Я так подробно рассказываю о судьбе и личности Татищева не только потому, что он сыграл одну из первых ролей в событиях 1730 года, но и потому, что именно Василий Никитич представлял тот тип русского человека, которому принадлежало будущее, если бы люди этого типа сделали точный выбор. Именно эта плеяда младших петровских "птенцов", энергичных, образованных, с молодости хлебнувших европейского воздуха, не связанных родовой и личной памятью с допетровским бытом, знающая цену независимости как основе результативной деятельности, именно эта плеяда могла бы стать костяком нового русского общества в конституционном государстве. Им не хватило малости — ощущения свободы как условия самоуважения и восприятия самоуважения как непременного условия существования.
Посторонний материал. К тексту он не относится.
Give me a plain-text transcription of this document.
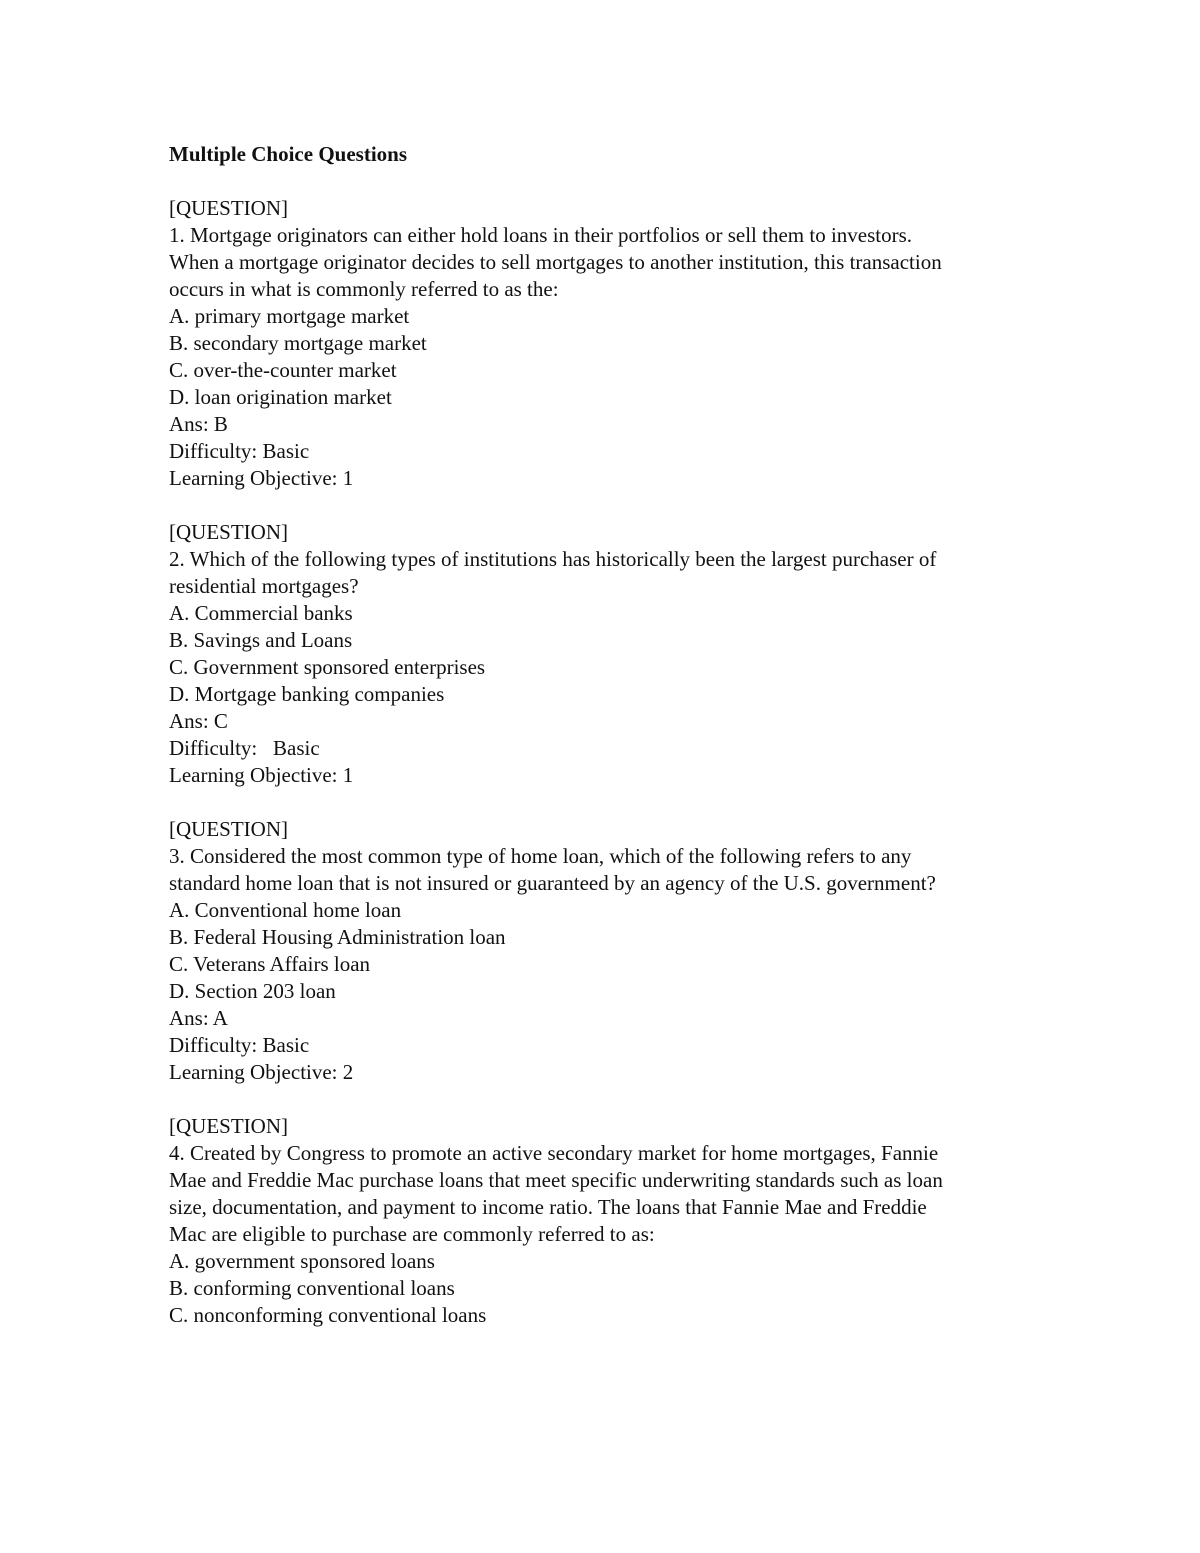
Multiple Choice Questions
[QUESTION]
1. Mortgage originators can either hold loans in their portfolios or sell them to investors.
When a mortgage originator decides to sell mortgages to another institution, this transaction
occurs in what is commonly referred to as the:
A. primary mortgage market
B. secondary mortgage market
C. over-the-counter market
D. loan origination market
Ans: B
Difficulty: Basic
Learning Objective: 1
[QUESTION]
2. Which of the following types of institutions has historically been the largest purchaser of
residential mortgages?
A. Commercial banks
B. Savings and Loans
C. Government sponsored enterprises
D. Mortgage banking companies
Ans: C
Difficulty:   Basic
Learning Objective: 1
[QUESTION]
3. Considered the most common type of home loan, which of the following refers to any
standard home loan that is not insured or guaranteed by an agency of the U.S. government?
A. Conventional home loan
B. Federal Housing Administration loan
C. Veterans Affairs loan
D. Section 203 loan
Ans: A
Difficulty: Basic
Learning Objective: 2
[QUESTION]
4. Created by Congress to promote an active secondary market for home mortgages, Fannie
Mae and Freddie Mac purchase loans that meet specific underwriting standards such as loan
size, documentation, and payment to income ratio. The loans that Fannie Mae and Freddie
Mac are eligible to purchase are commonly referred to as:
A. government sponsored loans
B. conforming conventional loans
C. nonconforming conventional loans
Не менее десяти лет до смерти Петра II и роковых недель января-февраля тридцатого года Татищев упорно собирал источники по истории России, собирал и штудировал книги по истории всемирной, равно как и историософские и политические трактаты. Он тоже, как и князь Дмитрий Михайлович, был фигурой принципиально двойственной, но по-иному. Знания исторические, философические, сведения по устройству европейских государств и Швеции прежде всего систематизировались и переваривались умом математика и механика. В отличие от Голицына, Татищев точно знал границы возможного в политике и настороженно следил, чтоб границы эти не были им в практических действиях преступлены. Несмотря на ясность и жесткость своего ума — а может быть, именно благодаря этим качествам, — он оказывался в плену иллюзий, ибо век просвещения, век формальной логики и высокопарной прагматики рождал иллюзии более дикие и нелепые, чем темные века раннего Средневековья. Несмотря на все политическое хитроумие, он стал жертвой своего рационализма.
Князь Дмитрий Михайлович, совершив немало тактических ошибок, неточно оценив общую ситуацию, пошел, можно сказать, напролом и был близок к выигрышу.
Василий Никитич действовал совершенно точно, продумывал каждый шаг, реально учитывал свои и чужие возможности, проявил, как мы увидим, поразительную силу внушения, и не только не выиграл свою партию, но и смешал фигуры Голицыну.
Его погубила вера в математический расчет. Он стал играть в политике по правилам собственного учебника планиметрии. Он копировал своего идола — Петра, — в деле, по смыслу противоположном петровской доктрине. И проиграл так же, как проиграл свою великую игру первый император.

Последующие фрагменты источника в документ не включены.